Polytrichum hyperboreum (commonly referred to as Arctic haircap moss) is a species of moss belonging to the genus Polytrichum, commonly found throughout arctic regions of the world. Members of this dioecious species readily produces sporophytes with their sporophytic structure, consisting of a foot, seta, capsule, and a hairy calyptra, similar to other Polytrichum species. Polytrichum hyperboreum is distinguishable by certain unique features of there gametophytic structure that sets them apart from other genus members.

== Distribution and habitat ==
Polytrichum hyperboreum has been found to inhibit arctic regions in North America including Greenland, Yukon, Alaska, Newfoundland and Labrador, Northwest Territories, Nunavut, Quebec, as well as in European and Asian countries such as Norway, Scandinavia and Russia. Ideal habitat for this species consists of acidic soil or sand, dry areas such as tundras or rocky areas, or alongside bodies of water, at elevations of roughly 0–1500 meters.

== Sporophytic features ==
The sporophytic features of P. hyperboreum are common to other members of its genus. Key features that set the Polytrichum genus apart from others, such as light brown nematodontous peristome teeth and a hairy calyptra(hence the common name for the genus "hair-cap mosses"), are found many Polytrichum species, including P. hyperboreum This species is also characterized by its relatively short, reddish setae, which is similar to the setae found on the species Polytrichum commune.
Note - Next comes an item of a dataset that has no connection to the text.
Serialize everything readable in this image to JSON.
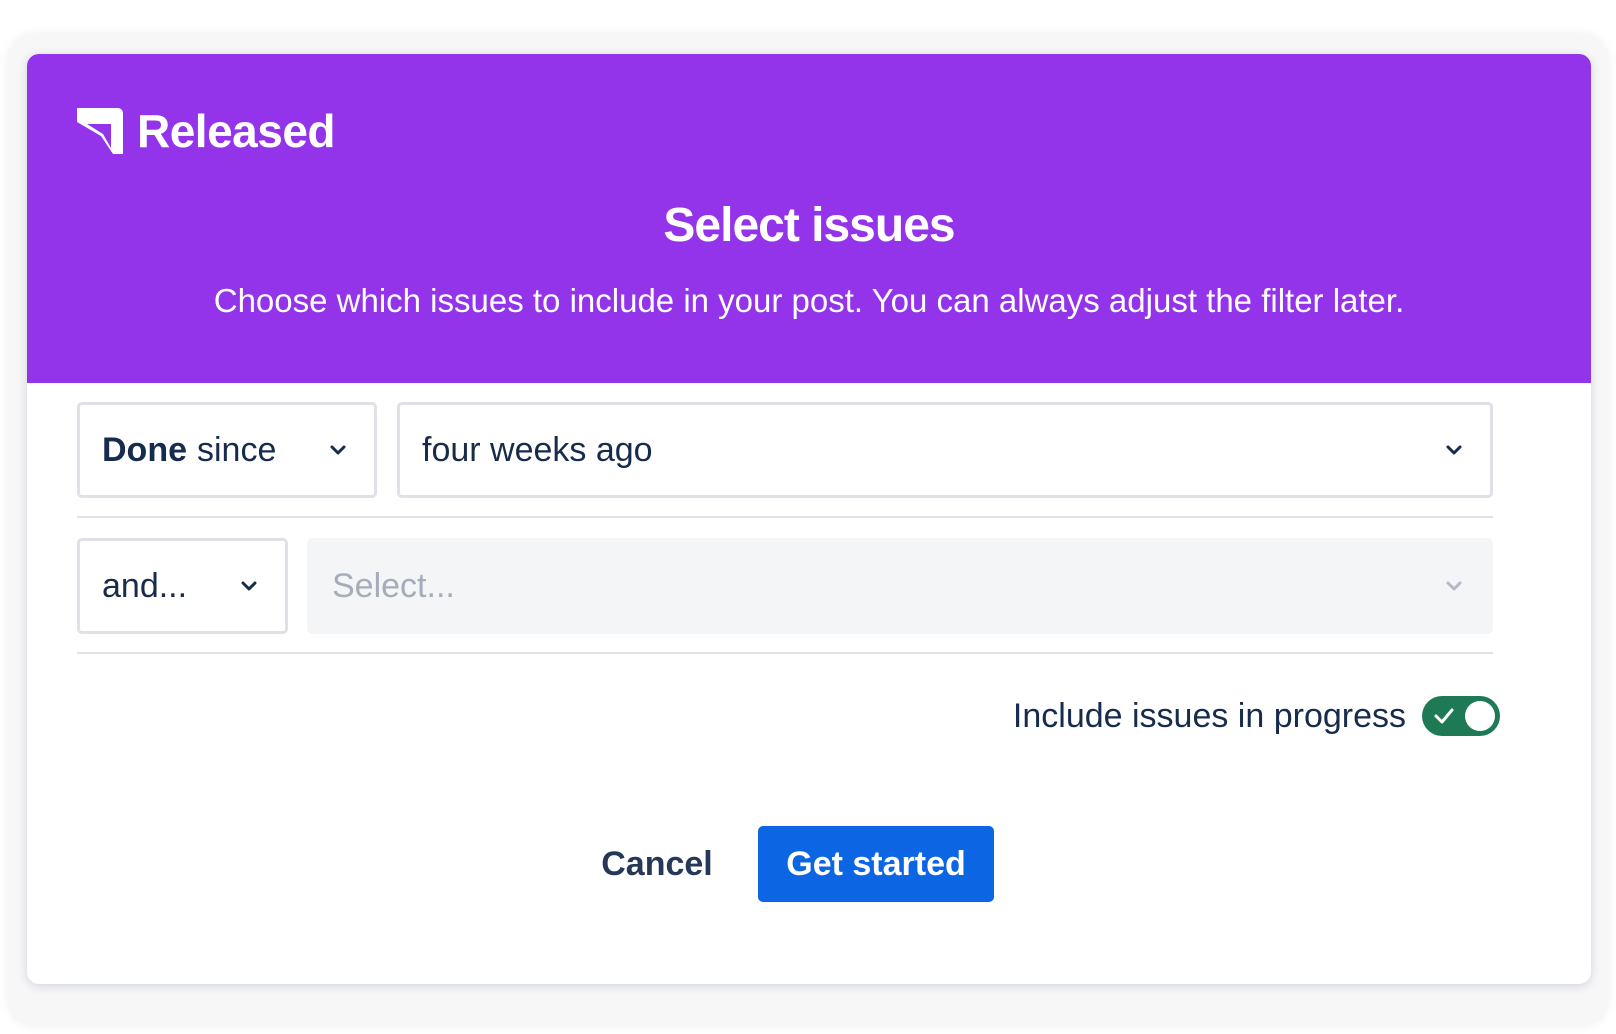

== Gametophytic features ==
Polytrichum hyperboreum has many gametophytic structures common to other members of the Polytrichum genus, however it also has certain unique structures that make this species identifiable from others. The basic structure of this plant that is visible to the naked eye consists of a stem (under 10 cm tall) containing hydroids and leptoids, with whitish rhizoids at the base, as well as a crowding of leaves in the distal portion of the stem. The leaves themselves are costate, with a linear-lanceolate shape and infolded margins. These leaves become erect and tight together when dried, or erect and spread when moist. The species ranges in color from green at youth, to a chestnut brown colour after maturing. One of the most unique characteristics of this plant that is visible in the cross section of the leaf is the laminae. Unlike other species in its genus, P. hyperboreum has marginal laminae that wrap completely around the vertical lamellae of the leaf, completely enclosing them. Other Polytrichum species have both lamellae and laminae, however the laminae are not long enough to enclose the lamellae, leaving them exposed. The most distinct features to this species that sets it apart from other Polytrichum members include the plant's branching pattern, their unique awn, the cells of the lamellae and the overlapping marginal laminae.